A serious Amazon Web Services outage has extended well into its second day, but Amazon said Friday the end is in sight for most affected customers of the cloud-computing infrastructure.
"We continue to see progress in recovering volumes, and have heard many additional customers confirm that they're recovering. Our current estimate is that the majority of volumes will be recovered over the next 5 to 6 hours," Amazon said on its AWS status dashboard at 8:49 a.m. today. Volumes are areas of Amazon's Elastic Block Storage (EBS) service that store data.
But for some customers, the news isn't so good. In some cases, Amazon has to restore data from backups made yesterday, a time-consuming process. "We anticipate that those will take longer to recover," Amazon said, without making any predictions about just how long.

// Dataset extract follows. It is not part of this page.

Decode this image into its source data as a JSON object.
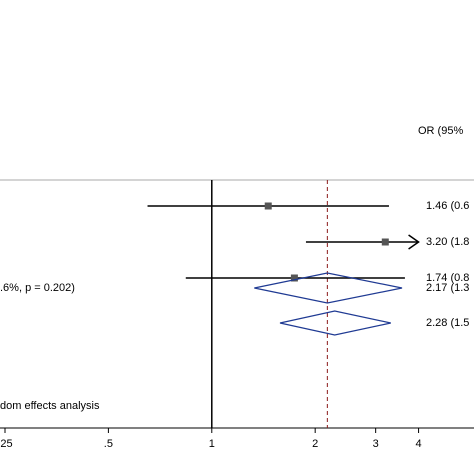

AWS is a flagship example of one facet of cloud computing, a flexible collection of online computing services that can ramp up and down according to varying needs, with customers getting a flexible infrastructure and paying only for what they consume. At the same time, though, when a widely used service goes down, many suffer. In AWS' case, the problems with some services in the East Coast region laid low many Internet operations, including the Web sites of Quora, Sencha, Reddit, and FourSquare, and services that relied on Heroku.
Amazon's Elastic Compute Cloud (EC2) service, Relational Database Service, and Elastic Beanstalk service have been affected by the outage. The problem was first logged at 1:41 a.m. PT yesterday, the result of a "networking event" that triggered a cascade of other problems.
Struggling to restore the service has clearly been a taxing effort for Amazon. "The team continues to be all-hands on deck trying to add capacity to the affected Availability Zone to re-mirror stuck volumes. It's taking us longer than we anticipated to add capacity to this fleet," Amazon said late last night.